In a caption at the beginning of the DVD, Eye invites the viewer to see him or herself as the 78th member of the expanded ensemble. Such a framing device is necessary in order to bridge the essentially passive experience of watching something on a screen with the communal vibe of the actual event. Director Jun Kawaguchi has gotten certain things just right. For a start, his crew managed to record 77 drum kits without reducing the sound to mulch — that’s no mean feat. The performance is pretty swell; Eye is in fine form, conducting with gestures, yelps, and whacks of a staff upon a rack-mounted seven-necked guitar. The drumming is impressively precise; what could have been an inchoate mess moves quite smoothly from one section to the next. The video’s best moments come during extended passages where the surging, roiling music just carries you along. The live footage cuts between fixed and handheld professional cameras, with a bit of watery Youtube material woven into the mix. You may not quite feel like you’re there, but you can get caught up in the thrill.

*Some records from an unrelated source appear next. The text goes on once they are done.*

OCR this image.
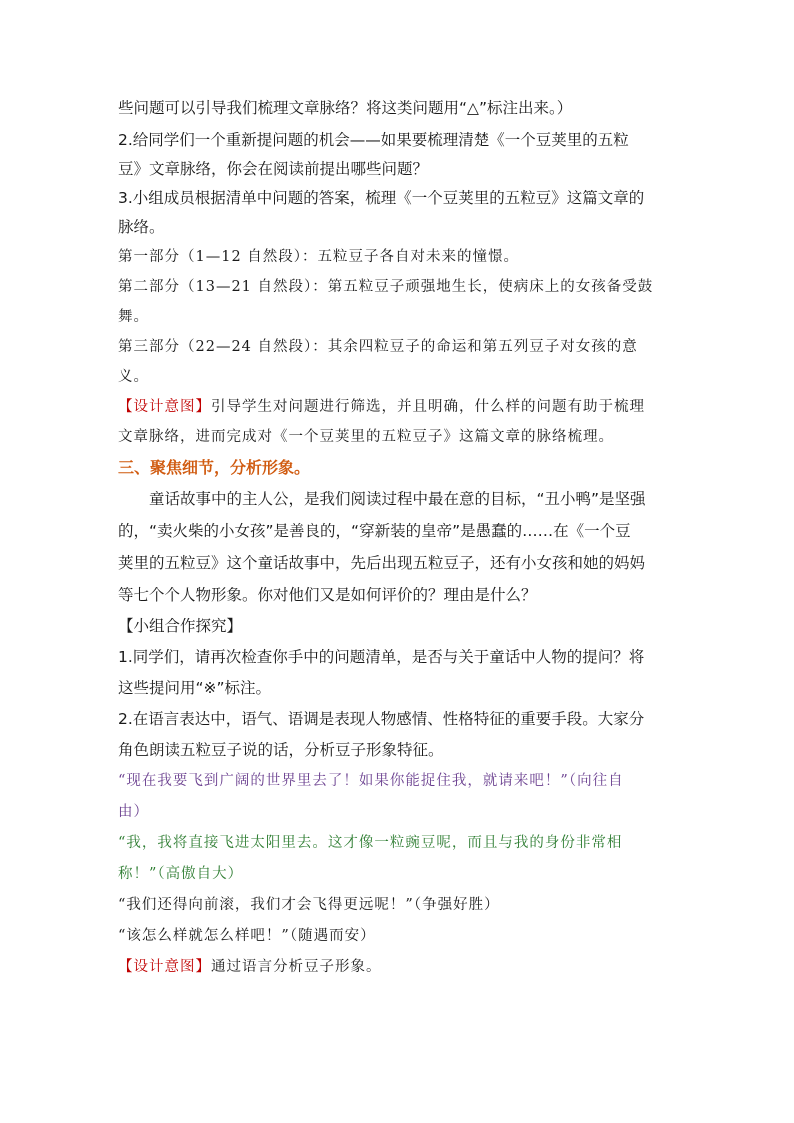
些问题可以引导我们梳理文章脉络？将这类问题用“△”标注出来。）
2.给同学们一个重新提问题的机会——如果要梳理清楚《一个豆荚里的五粒
豆》文章脉络，你会在阅读前提出哪些问题？
3.小组成员根据清单中问题的答案，梳理《一个豆荚里的五粒豆》这篇文章的
脉络。
第一部分（1—12 自然段）：五粒豆子各自对未来的憧憬。
第二部分（13—21 自然段）：第五粒豆子顽强地生长，使病床上的女孩备受鼓
舞。
第三部分（22—24 自然段）：其余四粒豆子的命运和第五列豆子对女孩的意
义。
【设计意图】引导学生对问题进行筛选，并且明确，什么样的问题有助于梳理
文章脉络，进而完成对《一个豆荚里的五粒豆子》这篇文章的脉络梳理。
三、聚焦细节，分析形象。
童话故事中的主人公，是我们阅读过程中最在意的目标，“丑小鸭”是坚强
的，“卖火柴的小女孩”是善良的，“穿新装的皇帝”是愚蠢的……在《一个豆
荚里的五粒豆》这个童话故事中，先后出现五粒豆子，还有小女孩和她的妈妈
等七个个人物形象。你对他们又是如何评价的？理由是什么？
【小组合作探究】
1.同学们，请再次检查你手中的问题清单，是否与关于童话中人物的提问？将
这些提问用“※”标注。
2.在语言表达中，语气、语调是表现人物感情、性格特征的重要手段。大家分
角色朗读五粒豆子说的话，分析豆子形象特征。
“现在我要飞到广阔的世界里去了！如果你能捉住我，就请来吧！”（向往自
由）
“我，我将直接飞进太阳里去。这才像一粒豌豆呢，而且与我的身份非常相
称！”（高傲自大）
“我们还得向前滚，我们才会飞得更远呢！”（争强好胜）
“该怎么样就怎么样吧！”（随遇而安）
【设计意图】通过语言分析豆子形象。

But just as the Boredoms want their performances to be something more than mere rock concerts, this video wants to do more than simply show the event. It strives to impart the total experience and convey a sense of its significance, and that’s were things go wrong. The cuts between the concert and rehearsals held in the now-defunct No-Neck Blues Band loft space effectively show the process by which over six dozen drummers, some amateurs, learned the material. But the interview footage should have been subjected to a more unsentimental selection process. Questions like “Why did you join this amazing project?” inevitably beget answers like “Why did I do this? Because of the Boredoms, they inspire me. This is a dream I would never have had.” The filmmaker should have either introduced a more critical assessment, or skipped the gosh-wow chatter altogether.

77 Boa Drum is an intermittently exciting document of a mind-blowing experience, but it doesn’t really do the job. It feels more like a souvenir of the event. A more straightforward presentation, perhaps one that pairs a differently trimmed video with the double-CD album that is currently only available as a $100 Japanese import, might have been more satisfying.